Experts believe the fight against cyber crimes has just begun with advancing and more resilient threats.

“Cyber security is something that is ongoing all the time and does not sleep. We are working on it, but there is a lot more to be done. We have already drafted the data protection law, and we are working on regulations pertaining to the IoT (Internet of Things), smart cities and other developing technologies,” Salim Al Ruzaiqi, Head of ITA, told Times of Oman during the sixth Regional Cyber Security Summit (RCSS) being held in Oman on November 20 and 21.


Oman is ranked 81st most cyber attacked nation in the world this year, making it a relatively secure nation, but experts say it does not mean Oman is isolated from attacks or growing new technology footprint.

Citing data from cyber security firms Kaspersky and Symantec, Badr Al Salehi, Head of CERT, said that the financial costs of cyber attacks are nearing half a trillion dollars worldwide this year, and the security threat to every sector is real.
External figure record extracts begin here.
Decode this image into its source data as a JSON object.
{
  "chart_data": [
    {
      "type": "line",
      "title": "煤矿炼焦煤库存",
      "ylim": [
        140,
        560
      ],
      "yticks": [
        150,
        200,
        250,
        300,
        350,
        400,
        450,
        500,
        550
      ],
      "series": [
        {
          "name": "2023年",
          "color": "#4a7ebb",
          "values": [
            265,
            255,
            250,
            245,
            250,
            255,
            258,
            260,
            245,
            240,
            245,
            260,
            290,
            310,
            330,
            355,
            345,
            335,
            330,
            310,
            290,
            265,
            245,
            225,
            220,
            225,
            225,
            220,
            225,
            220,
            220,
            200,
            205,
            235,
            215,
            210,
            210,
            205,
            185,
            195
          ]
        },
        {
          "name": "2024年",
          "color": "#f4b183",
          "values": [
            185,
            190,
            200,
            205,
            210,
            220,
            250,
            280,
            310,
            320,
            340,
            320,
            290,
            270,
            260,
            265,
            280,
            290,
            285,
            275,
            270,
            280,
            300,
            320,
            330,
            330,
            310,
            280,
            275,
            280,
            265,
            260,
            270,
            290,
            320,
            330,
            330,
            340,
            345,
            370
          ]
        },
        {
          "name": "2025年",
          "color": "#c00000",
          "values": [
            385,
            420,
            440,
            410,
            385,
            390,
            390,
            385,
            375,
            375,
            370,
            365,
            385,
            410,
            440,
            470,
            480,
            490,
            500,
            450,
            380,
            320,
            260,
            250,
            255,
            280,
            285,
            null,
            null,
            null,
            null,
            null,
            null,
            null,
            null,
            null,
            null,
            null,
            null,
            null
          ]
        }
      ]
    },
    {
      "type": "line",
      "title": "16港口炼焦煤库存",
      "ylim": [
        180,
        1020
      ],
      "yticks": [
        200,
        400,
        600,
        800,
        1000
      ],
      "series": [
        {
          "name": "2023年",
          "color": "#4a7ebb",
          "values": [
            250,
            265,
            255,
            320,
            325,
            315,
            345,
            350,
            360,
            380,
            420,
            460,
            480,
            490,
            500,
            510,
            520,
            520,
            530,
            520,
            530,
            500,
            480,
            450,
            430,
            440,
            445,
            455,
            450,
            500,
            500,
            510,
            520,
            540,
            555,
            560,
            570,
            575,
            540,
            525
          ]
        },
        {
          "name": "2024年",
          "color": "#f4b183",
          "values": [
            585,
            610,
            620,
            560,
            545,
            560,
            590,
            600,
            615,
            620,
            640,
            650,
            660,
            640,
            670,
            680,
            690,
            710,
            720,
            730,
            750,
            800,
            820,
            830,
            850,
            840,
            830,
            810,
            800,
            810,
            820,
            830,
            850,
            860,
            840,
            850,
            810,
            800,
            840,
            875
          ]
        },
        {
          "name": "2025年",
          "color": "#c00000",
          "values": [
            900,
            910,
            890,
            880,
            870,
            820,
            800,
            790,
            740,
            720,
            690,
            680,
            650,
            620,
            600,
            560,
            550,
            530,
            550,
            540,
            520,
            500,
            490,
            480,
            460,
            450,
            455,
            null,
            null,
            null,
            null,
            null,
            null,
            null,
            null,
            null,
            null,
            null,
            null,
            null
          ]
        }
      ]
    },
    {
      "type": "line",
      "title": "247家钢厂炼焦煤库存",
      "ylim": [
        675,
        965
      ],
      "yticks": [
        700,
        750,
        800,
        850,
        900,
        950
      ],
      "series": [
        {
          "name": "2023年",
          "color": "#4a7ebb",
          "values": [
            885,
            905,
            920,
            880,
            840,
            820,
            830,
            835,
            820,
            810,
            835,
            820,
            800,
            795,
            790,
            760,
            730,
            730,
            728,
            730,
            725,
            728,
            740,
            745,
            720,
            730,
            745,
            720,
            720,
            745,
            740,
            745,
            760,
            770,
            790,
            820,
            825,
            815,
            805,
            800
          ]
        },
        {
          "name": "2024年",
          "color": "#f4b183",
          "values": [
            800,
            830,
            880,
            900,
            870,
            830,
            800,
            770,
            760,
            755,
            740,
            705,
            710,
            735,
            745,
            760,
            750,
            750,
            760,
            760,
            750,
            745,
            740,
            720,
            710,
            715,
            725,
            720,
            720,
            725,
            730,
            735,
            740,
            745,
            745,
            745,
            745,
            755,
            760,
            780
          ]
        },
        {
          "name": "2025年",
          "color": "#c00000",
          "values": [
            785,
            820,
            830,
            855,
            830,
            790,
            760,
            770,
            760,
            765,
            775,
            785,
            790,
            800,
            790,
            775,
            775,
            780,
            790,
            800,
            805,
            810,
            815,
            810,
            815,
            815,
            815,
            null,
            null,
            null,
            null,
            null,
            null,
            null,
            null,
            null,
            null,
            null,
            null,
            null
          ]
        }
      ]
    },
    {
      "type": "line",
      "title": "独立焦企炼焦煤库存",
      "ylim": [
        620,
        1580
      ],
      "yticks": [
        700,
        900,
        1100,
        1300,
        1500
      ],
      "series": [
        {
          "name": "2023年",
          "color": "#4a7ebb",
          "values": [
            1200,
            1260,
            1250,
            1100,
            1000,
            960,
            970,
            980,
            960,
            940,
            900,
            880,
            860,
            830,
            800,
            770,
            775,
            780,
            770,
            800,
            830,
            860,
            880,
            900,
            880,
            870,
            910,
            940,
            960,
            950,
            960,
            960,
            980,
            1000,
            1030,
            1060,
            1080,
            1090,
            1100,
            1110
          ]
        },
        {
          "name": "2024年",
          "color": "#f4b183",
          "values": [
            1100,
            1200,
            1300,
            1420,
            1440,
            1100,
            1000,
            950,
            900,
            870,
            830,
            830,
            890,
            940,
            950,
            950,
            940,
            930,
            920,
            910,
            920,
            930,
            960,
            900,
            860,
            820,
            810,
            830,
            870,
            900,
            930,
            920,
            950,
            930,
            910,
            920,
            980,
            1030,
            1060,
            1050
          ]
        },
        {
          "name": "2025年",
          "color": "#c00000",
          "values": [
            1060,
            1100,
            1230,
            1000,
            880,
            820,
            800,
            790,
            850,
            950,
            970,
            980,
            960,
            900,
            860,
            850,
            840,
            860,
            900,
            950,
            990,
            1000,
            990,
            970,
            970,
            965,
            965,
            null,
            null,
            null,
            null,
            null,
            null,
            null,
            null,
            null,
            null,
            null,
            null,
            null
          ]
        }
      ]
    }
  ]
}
“We have seen an increase in ransomware attacks in Oman. One in 131 emails is a malware and one in 2,596 emails is a phishing attempt. Worldwide, the financial cost of ransomware has touched $1 billion. Some 18,639 incidents were reported in Oman, which included website and network attacks and accounts that were compromised. We have detected 549 malware until now in Oman this year and 129 cases of cyber crime. All these show that although we have built a resilient security system, threats are evolving and will continue,” he noted.

Cost savings

Omantel, the state-owned telecom company, recently launched a dedicated IoT network, in partnership with French IoT firm Sigfox, which helps companies gather data using any device that is connected to the network. Although this brings significant efficiency and cost savings, it is also a major threat to cyber security, as any vulnerable device can act as a backdoor for getting into a network.

“Attacks in the future will be different. They will be hard to predict and more dangerous. The development of IoT, smart cities and AI (artificial intelligence), among others, will pose threats that are larger and harder to manage,” he remarked.

He cited examples of how cyber criminals were getting better with technology, and pointed out that one could hire criminals through the dark web to commit cyber crimes.

Future threats

To combat future threats, the Sultanate of Oman needs to step up education and create awareness on topics of cyber security, added Al Salehi. “We need international cooperation. We also need to raise awareness among the various stakeholders and introduce cyber security drills. There is also a need to develop local cyber security tools, instead of relying on ones from outside all the time.”

Several delegates and speakers from the Federal Bureau of Investigation (FBI) of the USA and Interpol from Europe, as well as other private and government organisations, were present on the first day of the sixth Regional Cyber Security Summit.